Anna hanya berlalu dari tempat itu tanpa banyak bicara. Aneh. Malam ini merupakan malam yang janggal bagi Anna. Selama tiga tahun bekerja di rumah itu, Karan tidak pernah meminta untuk disiapkan makan malam. Mungkin sarapan pernah, itu pun jarang sekali. Karan adalah pebisnis yang sibuk. Kesehariannya dihabiskan di kantor dan di luar kota. Seandainya Karan pulang ke rumah, pria itu hanya akan tidur saja.
Anna sempat bertanya-tanya mengapa Karan membangun rumah sebesar ini jika pria itu saja jarang tinggal di sini. Terlebih Karan juga menyiapkan sebuah kamar besar yang ukurannya hampir sama dengan kamar yang sekarang ditempati Karan. Kamar mewah tanpa penghuni yang harus dibersihkan setiap hari oleh para pelayan. Seolah-olah kamar itu disiapkan untuk seseorang yang entah kapan akan datang.
“Masakan yang enak, Anna, terima kasih,” ucap Karan usai menyantap makan malamnya.
Tangan Anna yang senang menuangkan air minum ke gelas Karan, berhenti mendadak. Kepalanya menoleh, menatap sang majikan dengan tatapan terkejut. Aneh bukan? Karan mengatakan terima kasih padanya? Oh ayolah! Pria itu Karan Reviano, satu-satunya putra konglomerat yang akan mewarisi seluruh perusahaan milik keluarganya.
Mungkin di depan orang lain Karan akan tampak ramah dan baik, tapi untuk Anna dan seluruh pekerja di rumah itu, Karan tak ubah majikan menyeramkan yang tidak segan-segan melakukan apa saja agar keinginannya tercapai.
Sekarang, pria mengerikan itu mengucapkan terima kasih padanya? Apakah Anna sedang berhalusinasi?

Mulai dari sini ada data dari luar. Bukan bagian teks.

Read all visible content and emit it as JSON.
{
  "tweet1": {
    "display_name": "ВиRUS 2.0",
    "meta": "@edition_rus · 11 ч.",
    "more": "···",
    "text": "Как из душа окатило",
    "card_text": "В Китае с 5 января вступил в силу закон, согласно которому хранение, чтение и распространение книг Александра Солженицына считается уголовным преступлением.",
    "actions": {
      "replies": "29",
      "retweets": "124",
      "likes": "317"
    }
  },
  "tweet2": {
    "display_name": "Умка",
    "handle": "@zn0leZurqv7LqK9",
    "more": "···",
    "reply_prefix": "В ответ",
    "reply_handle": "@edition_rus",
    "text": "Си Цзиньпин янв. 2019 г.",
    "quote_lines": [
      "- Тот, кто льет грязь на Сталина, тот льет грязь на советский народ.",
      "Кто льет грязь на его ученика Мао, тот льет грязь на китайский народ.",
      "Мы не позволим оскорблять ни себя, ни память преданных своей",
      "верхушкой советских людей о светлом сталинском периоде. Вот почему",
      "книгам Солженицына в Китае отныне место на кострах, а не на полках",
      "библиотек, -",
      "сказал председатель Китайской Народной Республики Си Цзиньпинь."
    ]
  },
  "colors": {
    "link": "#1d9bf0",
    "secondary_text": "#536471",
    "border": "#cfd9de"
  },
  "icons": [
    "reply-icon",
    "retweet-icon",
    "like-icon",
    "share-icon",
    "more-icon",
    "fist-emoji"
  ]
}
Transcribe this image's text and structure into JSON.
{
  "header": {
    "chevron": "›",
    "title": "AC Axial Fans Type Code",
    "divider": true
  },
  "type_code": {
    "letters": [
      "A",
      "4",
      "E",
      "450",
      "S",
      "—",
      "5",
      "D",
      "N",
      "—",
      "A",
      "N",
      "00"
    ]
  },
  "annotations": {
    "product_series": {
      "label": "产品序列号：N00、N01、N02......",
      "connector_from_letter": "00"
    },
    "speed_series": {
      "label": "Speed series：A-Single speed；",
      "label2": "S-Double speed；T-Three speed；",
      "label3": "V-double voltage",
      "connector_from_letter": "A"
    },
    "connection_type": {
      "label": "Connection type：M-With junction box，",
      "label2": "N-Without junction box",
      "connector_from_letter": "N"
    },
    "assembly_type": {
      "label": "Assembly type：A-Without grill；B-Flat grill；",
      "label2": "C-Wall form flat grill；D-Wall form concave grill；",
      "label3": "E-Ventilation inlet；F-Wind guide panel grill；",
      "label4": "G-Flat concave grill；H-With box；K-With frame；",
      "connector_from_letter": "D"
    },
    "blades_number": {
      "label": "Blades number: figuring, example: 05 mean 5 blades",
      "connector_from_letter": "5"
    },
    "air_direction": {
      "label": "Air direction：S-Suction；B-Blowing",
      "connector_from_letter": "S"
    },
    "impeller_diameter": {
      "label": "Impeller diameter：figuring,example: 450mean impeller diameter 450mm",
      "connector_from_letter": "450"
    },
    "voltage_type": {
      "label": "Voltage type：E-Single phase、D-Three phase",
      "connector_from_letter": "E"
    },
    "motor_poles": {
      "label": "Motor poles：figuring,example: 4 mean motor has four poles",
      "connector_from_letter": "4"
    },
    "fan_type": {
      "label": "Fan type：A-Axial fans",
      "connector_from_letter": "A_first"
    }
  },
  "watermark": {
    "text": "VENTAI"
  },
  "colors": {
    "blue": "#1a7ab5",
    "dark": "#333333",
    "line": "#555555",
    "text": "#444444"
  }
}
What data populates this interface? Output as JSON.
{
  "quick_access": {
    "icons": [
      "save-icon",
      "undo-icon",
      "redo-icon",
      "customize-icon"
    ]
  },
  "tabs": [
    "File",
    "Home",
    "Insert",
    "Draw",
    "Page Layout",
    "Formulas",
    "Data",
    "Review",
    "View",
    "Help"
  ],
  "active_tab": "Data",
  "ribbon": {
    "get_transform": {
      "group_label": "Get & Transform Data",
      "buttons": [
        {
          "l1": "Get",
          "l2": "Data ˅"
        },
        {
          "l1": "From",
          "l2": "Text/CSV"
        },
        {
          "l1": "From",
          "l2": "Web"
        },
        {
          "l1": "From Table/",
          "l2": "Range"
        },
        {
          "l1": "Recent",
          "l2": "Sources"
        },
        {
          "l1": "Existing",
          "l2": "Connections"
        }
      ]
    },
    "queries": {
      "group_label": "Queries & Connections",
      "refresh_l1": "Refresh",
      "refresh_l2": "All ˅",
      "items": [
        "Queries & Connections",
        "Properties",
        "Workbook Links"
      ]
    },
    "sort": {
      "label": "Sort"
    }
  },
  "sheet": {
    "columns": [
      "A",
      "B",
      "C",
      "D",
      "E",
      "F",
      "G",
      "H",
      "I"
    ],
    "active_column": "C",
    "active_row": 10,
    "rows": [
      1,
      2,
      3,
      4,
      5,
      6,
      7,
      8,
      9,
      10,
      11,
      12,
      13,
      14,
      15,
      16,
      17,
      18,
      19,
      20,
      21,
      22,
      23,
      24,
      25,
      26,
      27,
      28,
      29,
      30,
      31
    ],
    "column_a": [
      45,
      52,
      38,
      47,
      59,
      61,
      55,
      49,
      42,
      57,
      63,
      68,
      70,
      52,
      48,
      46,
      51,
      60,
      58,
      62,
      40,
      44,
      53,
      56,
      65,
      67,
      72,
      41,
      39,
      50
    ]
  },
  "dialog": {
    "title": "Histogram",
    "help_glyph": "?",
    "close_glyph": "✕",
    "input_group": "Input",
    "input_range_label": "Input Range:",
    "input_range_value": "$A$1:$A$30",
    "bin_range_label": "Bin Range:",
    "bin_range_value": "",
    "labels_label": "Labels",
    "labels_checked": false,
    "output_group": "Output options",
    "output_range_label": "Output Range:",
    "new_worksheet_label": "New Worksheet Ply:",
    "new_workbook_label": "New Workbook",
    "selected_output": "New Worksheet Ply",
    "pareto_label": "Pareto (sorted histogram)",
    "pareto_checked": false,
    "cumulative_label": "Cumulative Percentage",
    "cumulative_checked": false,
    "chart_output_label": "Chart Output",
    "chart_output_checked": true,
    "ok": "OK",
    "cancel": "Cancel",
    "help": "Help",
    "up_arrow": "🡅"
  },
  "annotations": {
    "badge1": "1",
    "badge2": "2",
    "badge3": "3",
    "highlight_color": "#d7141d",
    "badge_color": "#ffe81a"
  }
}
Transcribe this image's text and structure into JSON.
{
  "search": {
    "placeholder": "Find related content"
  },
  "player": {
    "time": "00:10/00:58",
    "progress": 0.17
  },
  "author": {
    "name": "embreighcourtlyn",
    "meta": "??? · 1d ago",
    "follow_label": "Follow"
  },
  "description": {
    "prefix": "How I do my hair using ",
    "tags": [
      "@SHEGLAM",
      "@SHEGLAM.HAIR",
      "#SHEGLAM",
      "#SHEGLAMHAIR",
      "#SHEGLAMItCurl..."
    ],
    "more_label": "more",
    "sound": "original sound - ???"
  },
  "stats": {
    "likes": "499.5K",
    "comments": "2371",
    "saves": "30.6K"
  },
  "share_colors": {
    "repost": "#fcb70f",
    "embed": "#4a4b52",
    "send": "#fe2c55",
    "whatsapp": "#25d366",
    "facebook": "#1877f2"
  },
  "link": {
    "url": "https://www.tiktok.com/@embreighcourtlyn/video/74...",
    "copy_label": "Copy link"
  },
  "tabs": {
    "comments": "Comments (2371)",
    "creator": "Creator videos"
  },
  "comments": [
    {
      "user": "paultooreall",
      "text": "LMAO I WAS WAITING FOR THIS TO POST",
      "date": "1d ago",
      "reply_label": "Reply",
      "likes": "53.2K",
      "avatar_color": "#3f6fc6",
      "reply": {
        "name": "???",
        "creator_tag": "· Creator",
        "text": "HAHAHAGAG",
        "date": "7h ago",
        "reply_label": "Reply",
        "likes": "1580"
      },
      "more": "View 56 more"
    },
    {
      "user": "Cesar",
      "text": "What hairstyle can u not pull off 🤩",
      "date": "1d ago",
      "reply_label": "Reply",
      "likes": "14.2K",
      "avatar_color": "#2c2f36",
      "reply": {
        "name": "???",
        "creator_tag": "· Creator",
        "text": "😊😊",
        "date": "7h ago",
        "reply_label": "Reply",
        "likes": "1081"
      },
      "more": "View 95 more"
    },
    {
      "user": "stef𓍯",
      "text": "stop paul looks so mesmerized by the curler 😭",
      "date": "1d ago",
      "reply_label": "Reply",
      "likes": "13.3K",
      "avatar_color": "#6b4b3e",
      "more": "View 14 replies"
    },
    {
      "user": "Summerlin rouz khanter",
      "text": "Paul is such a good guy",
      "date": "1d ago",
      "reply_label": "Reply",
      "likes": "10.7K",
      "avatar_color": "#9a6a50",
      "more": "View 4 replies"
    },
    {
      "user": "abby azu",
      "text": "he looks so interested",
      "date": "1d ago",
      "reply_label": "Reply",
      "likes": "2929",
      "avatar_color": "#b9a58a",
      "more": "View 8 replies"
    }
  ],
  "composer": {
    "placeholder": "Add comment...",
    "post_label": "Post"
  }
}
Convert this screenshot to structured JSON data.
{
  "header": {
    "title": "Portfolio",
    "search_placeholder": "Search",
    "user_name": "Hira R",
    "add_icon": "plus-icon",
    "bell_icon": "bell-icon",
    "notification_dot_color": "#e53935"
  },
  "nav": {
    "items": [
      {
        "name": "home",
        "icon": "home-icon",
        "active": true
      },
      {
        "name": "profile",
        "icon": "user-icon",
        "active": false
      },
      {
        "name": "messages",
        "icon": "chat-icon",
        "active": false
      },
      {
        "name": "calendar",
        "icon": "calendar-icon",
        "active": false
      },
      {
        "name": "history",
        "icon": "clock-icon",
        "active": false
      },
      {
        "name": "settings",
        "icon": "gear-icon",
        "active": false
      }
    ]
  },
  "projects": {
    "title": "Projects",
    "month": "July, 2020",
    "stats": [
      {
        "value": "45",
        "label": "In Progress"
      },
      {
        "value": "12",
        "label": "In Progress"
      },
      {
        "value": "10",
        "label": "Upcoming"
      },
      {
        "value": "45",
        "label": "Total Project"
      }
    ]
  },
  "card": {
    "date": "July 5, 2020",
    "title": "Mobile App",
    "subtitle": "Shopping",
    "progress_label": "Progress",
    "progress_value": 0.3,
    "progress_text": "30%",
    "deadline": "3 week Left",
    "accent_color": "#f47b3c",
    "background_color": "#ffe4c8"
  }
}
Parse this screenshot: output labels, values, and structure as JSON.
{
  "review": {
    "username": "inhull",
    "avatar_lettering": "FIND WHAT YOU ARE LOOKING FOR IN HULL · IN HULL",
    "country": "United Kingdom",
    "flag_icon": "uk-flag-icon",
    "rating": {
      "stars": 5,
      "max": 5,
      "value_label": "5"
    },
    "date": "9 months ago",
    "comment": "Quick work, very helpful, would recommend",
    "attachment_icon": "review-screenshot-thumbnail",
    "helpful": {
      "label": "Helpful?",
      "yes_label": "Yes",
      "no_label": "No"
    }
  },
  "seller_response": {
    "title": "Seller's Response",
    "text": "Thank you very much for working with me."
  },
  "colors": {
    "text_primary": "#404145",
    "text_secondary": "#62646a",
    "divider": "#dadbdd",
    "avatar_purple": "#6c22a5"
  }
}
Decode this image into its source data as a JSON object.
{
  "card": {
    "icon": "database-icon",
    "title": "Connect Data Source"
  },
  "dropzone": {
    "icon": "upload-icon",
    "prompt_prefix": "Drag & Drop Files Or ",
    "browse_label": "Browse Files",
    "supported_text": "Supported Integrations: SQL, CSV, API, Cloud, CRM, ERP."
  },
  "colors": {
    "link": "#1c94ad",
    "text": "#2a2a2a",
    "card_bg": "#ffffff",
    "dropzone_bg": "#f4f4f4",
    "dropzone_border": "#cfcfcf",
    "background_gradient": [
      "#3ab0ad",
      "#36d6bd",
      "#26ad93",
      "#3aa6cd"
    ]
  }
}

“Oh, ya, apakah kamar itu sudah siap, Anna?” Karan berbicara seraya membersihkan sudut-sudut bibirnya dengan serbet.
Anna mengangguk. Ia tahu kamar mana yang dimaksudkan Karan. Kamar besar yang tidak berpenghuni itu. “Sudah Pak. Saya juga membersihkannya setiap hari sesuai perintah Bapak.”
“Bagus. Kau harus memperhatikan kamar itu dengan baik. Kalau ada perabotan yang kurang, kau bisa memintanya pada Ian. Dia akan memberikan sebanyak yang kau butuhkan untuk kamar itu.”
“Baik Pak. Tapi, apakah ada tamu yang akan memakai kamar itu, Pak?” tanya Anna sangat penasaran. Orang tua Karan saja tidak pernah diizinkan menempati kamar itu. Lantas, siapa orang penting yang akan memakainya?
Dengan suara dalamnya Karan berbicara lagi. “Bukan tamu, tapi istriku. Dia akan memakai kamar itu setelah kami menikah sebulan lagi.”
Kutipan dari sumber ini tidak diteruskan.